WikiLeaks’ disclosure of 250,000 US embassy cables have exposed an overstretched imperial system at work. Photograph: WikiLeaks
Official America’s reaction to the largest leak of confidential government files in history is tipping over towards derangement. What the White House initially denounced as a life-threatening “criminal” act and Hillary Clinton branded an “attack on the international community” has been taken a menacing stage further by the newly emboldened Republican right.
WikiLeaks’ release of 250,000 United States embassy cables – shared with the Guardian and other international newspapers – was an act of terrorism, congressman Peter King declared. Sarah Palin called for its founder Julian Assange to be hunted down as an “anti-American operative with blood on his hands“, while former presidential candidate Mike Huckabee has demanded that whoever leaked the files should be executed for treason.
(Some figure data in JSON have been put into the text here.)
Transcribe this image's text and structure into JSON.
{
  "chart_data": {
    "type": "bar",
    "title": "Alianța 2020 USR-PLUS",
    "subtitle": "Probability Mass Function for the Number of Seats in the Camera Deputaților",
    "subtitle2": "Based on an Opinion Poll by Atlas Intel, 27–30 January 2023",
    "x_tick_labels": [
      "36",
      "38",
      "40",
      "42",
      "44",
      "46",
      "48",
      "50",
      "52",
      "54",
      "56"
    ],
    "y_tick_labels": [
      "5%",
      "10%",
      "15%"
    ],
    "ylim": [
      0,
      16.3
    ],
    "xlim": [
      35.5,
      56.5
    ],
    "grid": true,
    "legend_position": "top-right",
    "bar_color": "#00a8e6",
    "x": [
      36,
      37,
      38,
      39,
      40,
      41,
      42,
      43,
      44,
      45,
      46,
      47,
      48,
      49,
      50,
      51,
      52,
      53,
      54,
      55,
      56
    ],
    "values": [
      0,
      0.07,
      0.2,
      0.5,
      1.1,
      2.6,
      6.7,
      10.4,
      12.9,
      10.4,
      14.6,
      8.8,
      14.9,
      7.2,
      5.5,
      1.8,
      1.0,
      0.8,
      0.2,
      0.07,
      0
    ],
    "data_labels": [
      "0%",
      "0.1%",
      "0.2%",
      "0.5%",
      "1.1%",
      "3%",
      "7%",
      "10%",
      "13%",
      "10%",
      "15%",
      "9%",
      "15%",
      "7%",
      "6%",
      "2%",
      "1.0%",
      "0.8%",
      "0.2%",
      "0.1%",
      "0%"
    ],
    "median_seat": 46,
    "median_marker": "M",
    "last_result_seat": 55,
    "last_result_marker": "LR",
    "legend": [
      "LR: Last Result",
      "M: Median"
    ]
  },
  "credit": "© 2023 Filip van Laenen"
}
Not much truck with freedom of information, then, in the land of the free. In reality, most of the leaked material is fairly low-level diplomatic gossip, which naturally reflects the US government’s view of the world, and crucially doesn’t include reports with the highest security classification.
When it comes to actual criminality and blood, nothing quite matches WikiLeaks’ earlier revelations about the wars in Iraq and Afghanistan, with their chilling records of US collusion with industrial-scale torture and death squads, and killings of Afghan civilians by rampaging Nato troops.